Although we have acted as counsel to the Company in connection with certain other matters, our engagement is limited to certain matters about which we have been consulted. Consequently, there may exist matters of a legal nature involving the Company in connection with which we have not been consulted and have not represented the Company. This opinion letter is limited to the matters stated herein and no opinions may be implied or inferred beyond the matters expressly stated herein. The opinions expressed herein are as of the date hereof, and we assume no obligation to update or supplement such opinions to reflect any facts or circumstances that may hereafter come to our attention or any changes in law that may hereafter occur.
This opinion is being furnished to the Company solely for submission to the Commission as an exhibit to the Registration Statement and, accordingly, may not be reprinted, reproduced, or distributed to, relied upon by, quoted in any manner to, or delivered to any other person or entity without, in each instance, our prior written consent, except that we hereby consent to the filing of this opinion as an exhibit to the Registration Statement and to the use of the name of our firm therein. In giving this consent, we do not admit that we are experts within the meaning of Section 11 of the Act or within the category of persons whose consent is required by Section 7 of the Act.
We do not purport to be experts on the law of any other jurisdiction other than the federal laws of the United States of America and the Nevada Private Corporations Code. We do not express any opinion herein concerning any law other than the laws of the state of Arizona, the federal laws of the United States and, to the extent set forth herein, the Nevada Private Corporations Code. We express no opinion and make no representation with respect to the law of any other jurisdiction.
This opinion is rendered only to the Company and is solely for the benefit of the Company in connection with the transactions covered hereby. This opinion may not be relied upon by you for any other purpose, or furnished to, quoted to, or relied upon, by any other person, firm, or corporation for any purpose, without our prior written consent.
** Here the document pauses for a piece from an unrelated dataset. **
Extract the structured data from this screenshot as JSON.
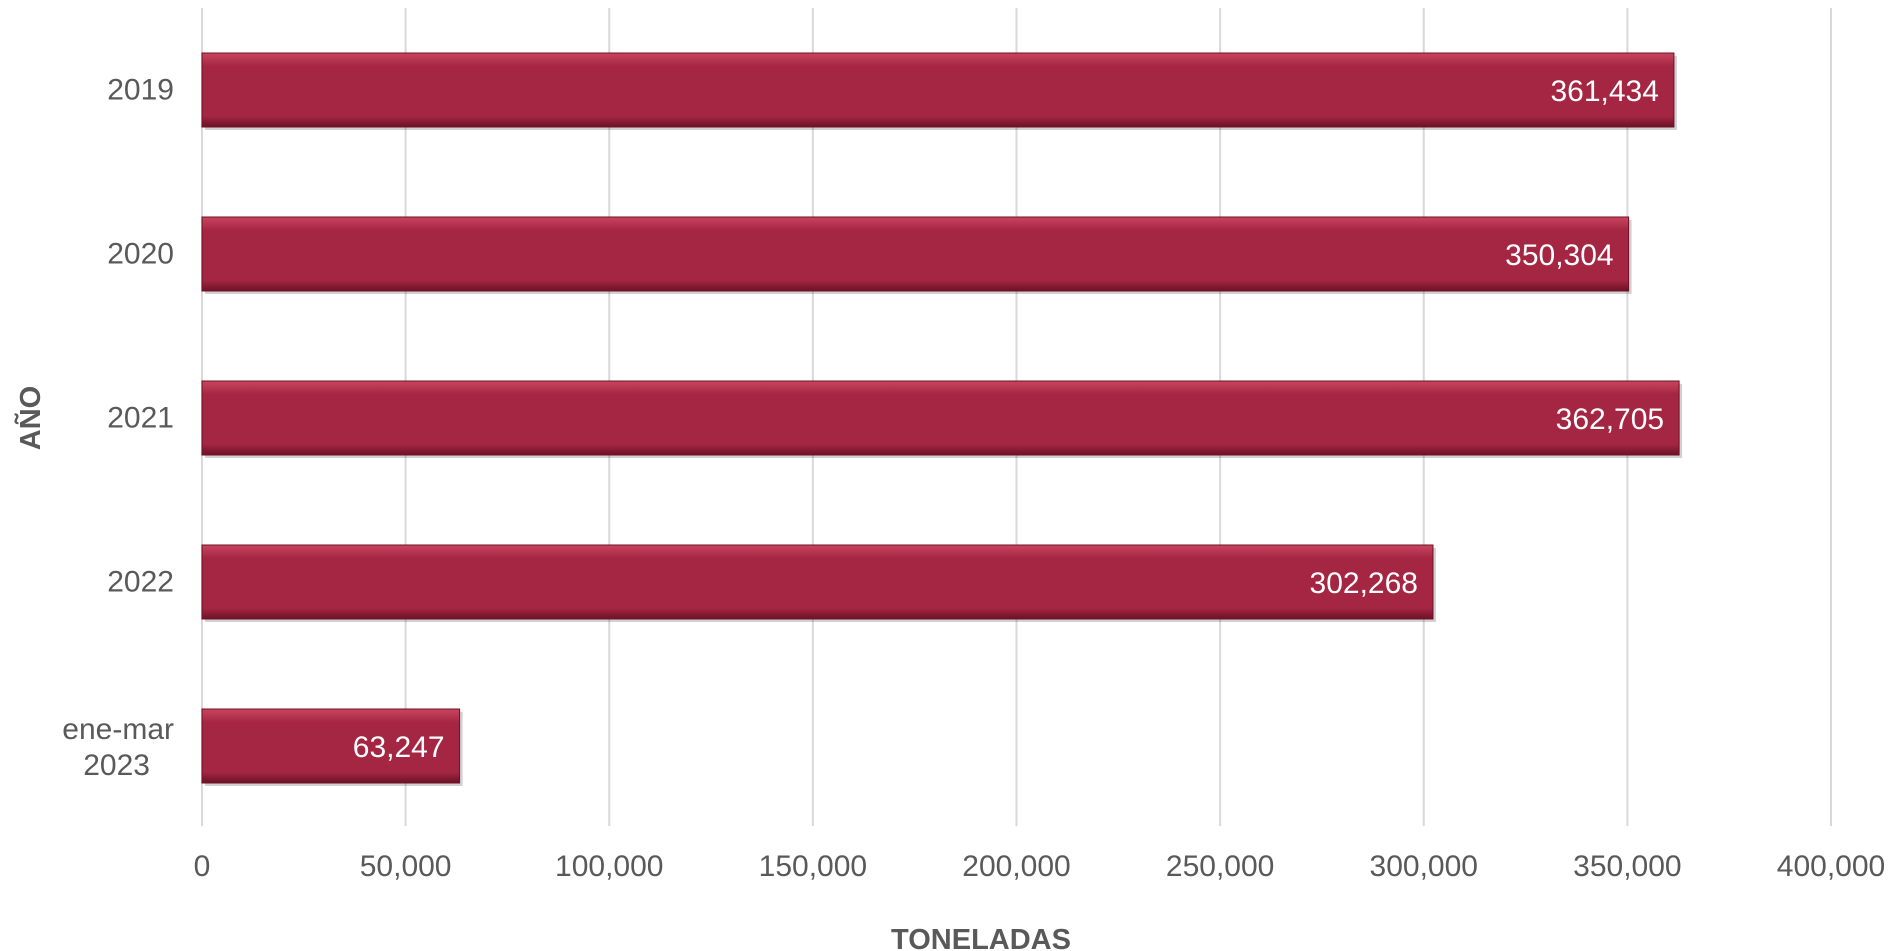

We hereby expressly consent to (i) any reference to our firm in the Registration Statement, in any registration statement filed pursuant to Rule 462(b) under the Act for this same offering, and in any prospectus supplement filed pursuant to Rule 424 under the Act for this same offering; (ii) the inclusion of this opinion as an exhibit to the Registration Statement and the incorporation by reference into any such additional registration statement; and (iii) the filing of this opinion with any other appropriate governmental agency.